M: Son of the Century
- First edition cover
- Author: Antonio Scurati
- Original title: M. Il figlio del secolo
- Translator: Anne Milano Appel
- Language: Italian
- Series: M pentalogy
- Release number: 1
- Genre: Historical novel
- Set in: Italy, 1919–1925
- Publisher: Bompiani
- Publication date: 12 September 2018
- Publication place: Italy
- Published in English: 5 April 2022
- Media type: Print (paperback)
- Pages: 839
- Awards: Strega Prize (2019)
- ISBN: 978-88-452-9813-4
- OCLC: 1053971231
- Dewey Decimal: 853.92
- LC Class: PQ4919.C87 M2 2018
- Followed by: M. L'uomo della provvidenza

= M. Son of the Century =

2018 novel by Antonio Scurati

M: Son of the Century (M. Il figlio del secolo) is a 2018 historical novel by Antonio Scurati. It is the first novel in a pentalogy recounting the rise of Italian dictator Benito Mussolini. It was a bestseller and was awarded the prestigious Strega Prize.

==Summary==
M: Son of the Century is the first volume in a series of five books about Benito Mussolini.

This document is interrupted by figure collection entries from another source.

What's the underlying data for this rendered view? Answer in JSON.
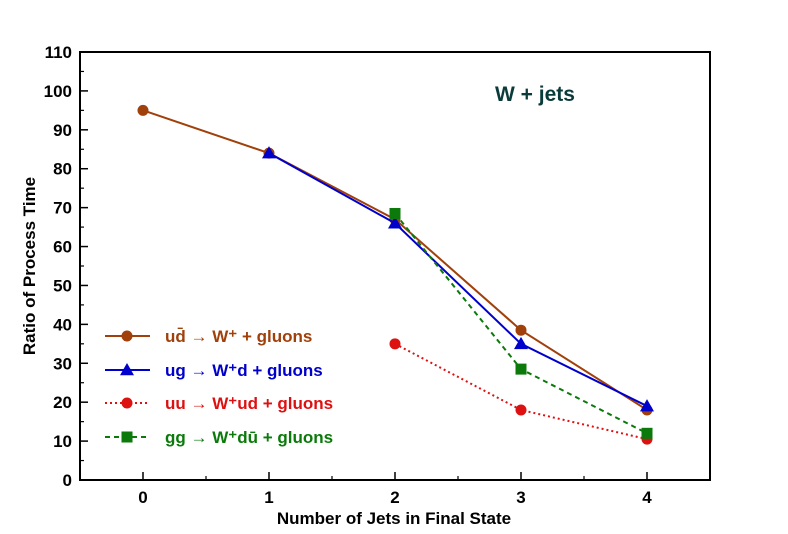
{
  "chart_data": {
    "type": "line",
    "title": "W + jets",
    "xlabel": "Number of Jets in Final State",
    "ylabel": "Ratio of Process Time",
    "xlim": [
      -0.5,
      4.5
    ],
    "ylim": [
      0,
      110
    ],
    "x_ticks": [
      0,
      1,
      2,
      3,
      4
    ],
    "y_ticks": [
      0,
      10,
      20,
      30,
      40,
      50,
      60,
      70,
      80,
      90,
      100,
      110
    ],
    "legend_position": "center-left",
    "series": [
      {
        "id": "ud",
        "name": "ud̄ → W⁺ + gluons",
        "color": "#a0400a",
        "marker": "circle",
        "line_style": "solid",
        "x": [
          0,
          1,
          2,
          3,
          4
        ],
        "values": [
          95,
          84,
          67,
          38.5,
          18
        ]
      },
      {
        "id": "ug",
        "name": "ug → W⁺d + gluons",
        "color": "#0000cc",
        "marker": "triangle",
        "line_style": "solid",
        "x": [
          1,
          2,
          3,
          4
        ],
        "values": [
          84,
          66,
          35,
          19
        ]
      },
      {
        "id": "uu",
        "name": "uu → W⁺ud + gluons",
        "color": "#dd1111",
        "marker": "circle",
        "line_style": "dotted",
        "x": [
          2,
          3,
          4
        ],
        "values": [
          35,
          18,
          10.5
        ]
      },
      {
        "id": "gg",
        "name": "gg → W⁺dū + gluons",
        "color": "#0b7a0b",
        "marker": "square",
        "line_style": "dashed",
        "x": [
          2,
          3,
          4
        ],
        "values": [
          68.5,
          28.5,
          12
        ]
      }
    ]
  }
}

The series intends to tell the history of Italy beginning on 23 March 1919, the day the Italian Fasces of Combat was founded, and ending in 1945. M: Son of the Century concludes with Mussolini's speech to the Chamber of Deputies on 3 January 1925, which officially established Italy as a dictatorship following the political crisis caused by the murder of Giacomo Matteotti.

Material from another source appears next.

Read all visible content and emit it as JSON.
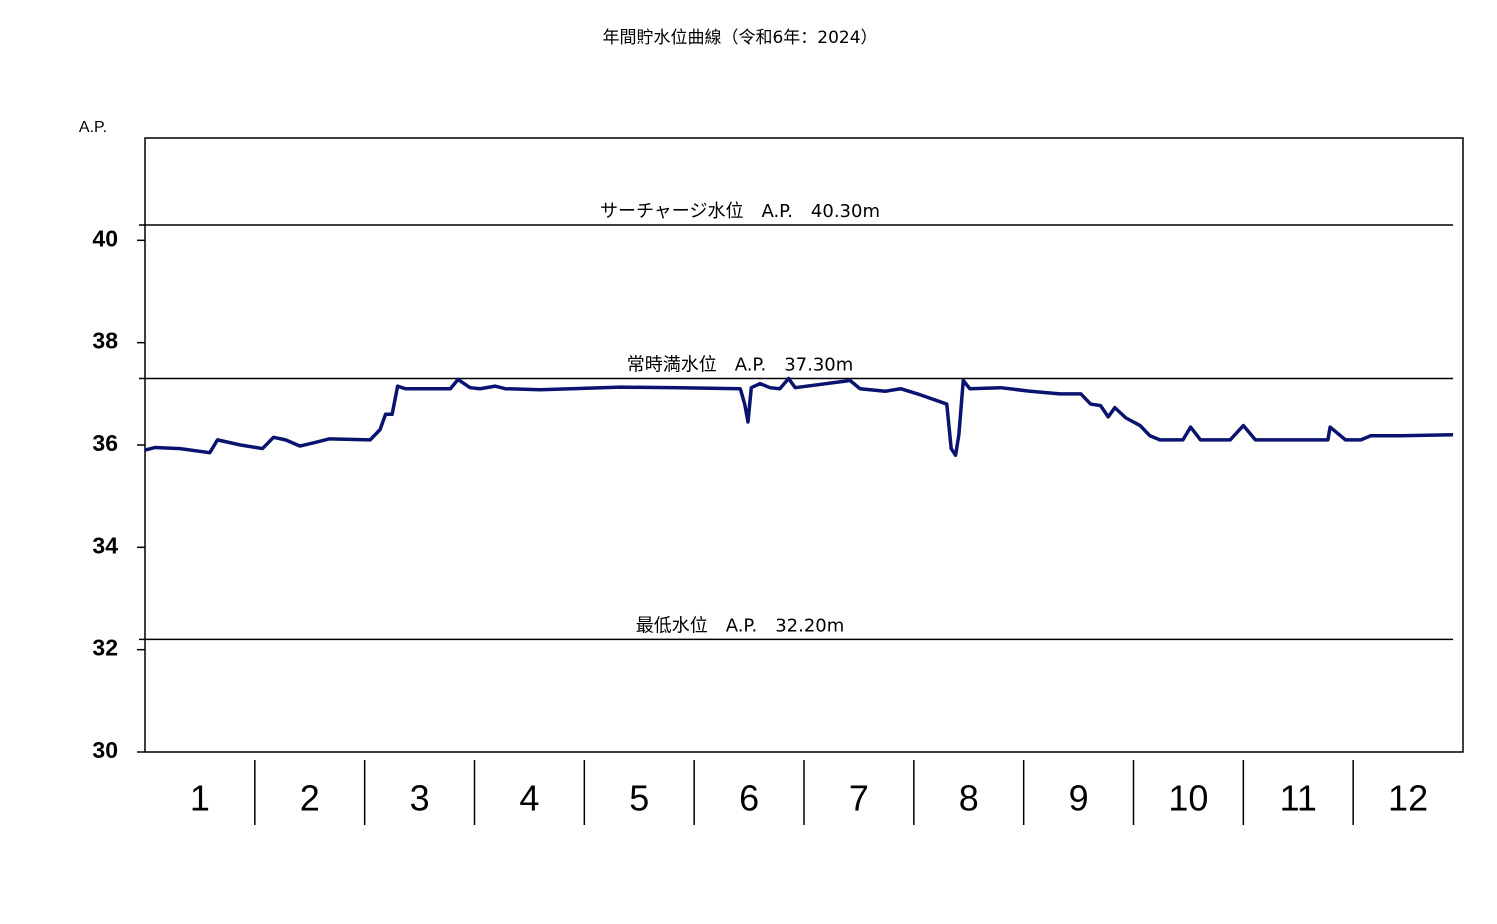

Per the novel's copyright page, in the narrative "every single event, character, dialogue, discourse . . . has been historically documented and/or authoritatively witnessed by more than one source." Most chapters are supplemented with excerpts from contemporary documents and sources. For this reason, Scurati has defined the work as a "documentary novel". The citations serve the purpose of rehashing events the author had just rendered fictionally. Scurati actively blurs the boundary between history and fiction throughout the novel. With M, Scurati intends to "bring fascism down to earth, giving real knowledge of it as only literature knows how, when it delves into the details of material life".

The novel is narrated primarily by an omniscient third-person narrator who periodically shifts into a first-person speaker—Mussolini himself.

==Publication==
The novel was first published by Bompiani on 12 September 2018.

The first edition of the novel contained historical errors which were detailed by Ernesto Galli della Loggia in the Corriere della Sera. Scurati responded to the controversy in a column also published in the Corriere della Sera. In it, he argued that the current era requires "a cooperation between the rigor of historical accuracy and the art of the novel".

The novel has been translated for publication in 46 countries.

==Reception==
The novel was a success, selling over 600,000 copies.

On the night between 4 and 5 July 2019, M: Son of the Century was awarded the prestigious Strega Prize. Scurati dedicated the award to those who fought against fascism.

The English translation by Anne Milano Appel was published by Harper on 5 April 2022. Sam Sacks of The Wall Street Journal wrote, "Readers will find themselves swept up by the story, thrilled by its conflicts and strangely forgetful that its 'hero' is a murderous despot. It's a dangerous lesson for a novel to convey, but a profoundly important one." Publishers Weekly praised the "magisterial prose, adeptly translated by Appel". In a mixed review, The Washington Posts Wendy Smith wrote, "European critics who noted that M was not precisely a novel had a point. Virtually every narrative chapter is followed by excerpts from period documents that mostly repeat the material laid out. This bumpy mix of fact and sort-of-fiction kills the book's momentum and makes it much longer than it needs to be." The book was also reviewed by The Atlantic, which praised its lessons as poignant.

==Adaptations==
===Television adaptation===

The novel has been adapted into an eight-part drama series. It features Luca Marinelli in the lead role of Mussolini. British filmmaker Joe Wright directed, while Stefano Bises and Davide Serino adapted the script. Filming began in October 2022 at Rome's Cinecittà studios. The series is produced by Sky Studios and Lorenzo Mieli's The Apartment Pictures, in collaboration with France's Pathé. The series was screened at the 81st Venice International Film Festival on 5 September 2024 and began airing on Sky Atlantic on 10 January 2025.

===Stage adaptation===
A stage adaptation was created by Massimo Popolizio, in collaboration with Lorenzo Pavolini, and interpreted by Popolizio himself with Tommaso Ragno. The play was produced by Piccolo Teatro di Milano-Teatro d'Europa, Teatro di Roma, and Istituto Luce Cinecittà, in collaboration with Centro Teatrale Santacristina.

- Cast

The theatre performance was recorded and broadcast by Rai 5 on 30 October 2022, directed by Marco Odetto.